July 5, 2010, 2:25 am au.news.yahoo.com
Nazi hunter still wants Zentai
STEVE PENNELLS

The international "nazi hunter" who pursued Charles Zentai for more than five years has called on Hungary to mount a renewed and urgent bid to extradite the Willetton grandfather.

The move came as Mr Zentai's lawyer, high-profile Perth QC Malcolm McCusker, attacked the Federal Government's handling of the case, saying it was "chilling" to think it could disregard the rights of an Australian citizen simply for the sake of international courtesy.

"I am very disappointed and really quite horrified in the way the Australian Government has dealt with it," Mr McCusker said.

"The Holocaust was a horrifying event and a blot of humankind but you can't swing from that to say, 'we will now override the ordinary presumption of innocence and override the rights of Australian citizens'."

Mr Zentai won a partial victory on Friday when the Federal Court ruled that an Australian order to extradite him for an alleged war crime was invalid because of errors of law and because it had failed to take into account humanitarian grounds, including the 88-year-old's declining health.

The decision made international headlines and was a severe blow to the Simon Wiesenthal Centre which was in the midst of a global campaign to track down the last surviving war criminals and which saw Mr Zentai as its last chance to secure an Australian suspect.

Its Jerusalem-based head, Dr Efraim Zuroff, sparked the pursuit of Mr Zentai in 2005 and said the court's decision was a damning indictment of Australia and an insult to Hungary.

Dr Zuroff said he had already sought legal advice on necessary steps to get Mr Zentai before a Hungarian military court.

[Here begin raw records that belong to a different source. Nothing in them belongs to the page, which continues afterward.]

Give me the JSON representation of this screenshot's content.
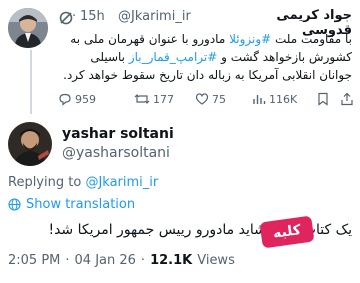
{
  "parent_tweet": {
    "display_name": "جواد کریمی قدوسی",
    "handle": "@Jkarimi_ir",
    "separator": "·",
    "time_ago": "15h",
    "text_line1_a": "با مقاومت ملت ",
    "text_line1_tag": "#ونزوئلا",
    "text_line1_b": " مادورو با عنوان قهرمان ملی به",
    "text_line2_a": "کشورش بازخواهد گشت و ",
    "text_line2_tag": "#ترامپ_قمار_باز",
    "text_line2_b": " باسیلی",
    "text_line3": "جوانان انقلابی آمریکا به زباله دان تاریخ سقوط خواهد کرد.",
    "stats": {
      "replies": "959",
      "retweets": "177",
      "likes": "75",
      "views": "116K"
    }
  },
  "reply_tweet": {
    "display_name": "yashar soltani",
    "handle": "@yasharsoltani",
    "replying_to_prefix": "Replying to ",
    "replying_to_handle": "@Jkarimi_ir",
    "show_translation": "Show translation",
    "text": "یک کتاب بگیر؛ شاید مادورو رییس جمهور امریکا شد!",
    "watermark": "کلبه",
    "time": "2:05 PM",
    "date": "04 Jan 26",
    "dot": "·",
    "views_count": "12.1K",
    "views_label": "Views"
  },
  "colors": {
    "accent": "#1d9bf0",
    "muted": "#536471",
    "watermark": "#e0245e"
  }
}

Mr McCusker, who took the case pro bono after Mr Zentai spent his life savings on lawyers, described the case as "an outrageous injustice".

"He's an Australian citizen and has been for the last 58 years," he said. "He is of frail health, very poor health. The question still is: is there evidence on which, in a fair trial, this man could be convicted? And the answer is clearly no."

He added that Mr Zentai would forever be branded a war criminal.

"I, along with most right thinking people, would say nazi criminals should be brought to justice. But I think Dr Zuroff's over-zealous pursuit can result in an injustice and he doesn't seem to care," Mr McCusker said.

"I think there is a high degree of understandable emotion when questions of war criminals are raised.

"To be charitable about it, I think that the minister has simply followed the dictates of his advisers in the department and the judge has said that the advice, in a number of respects, was incorrect."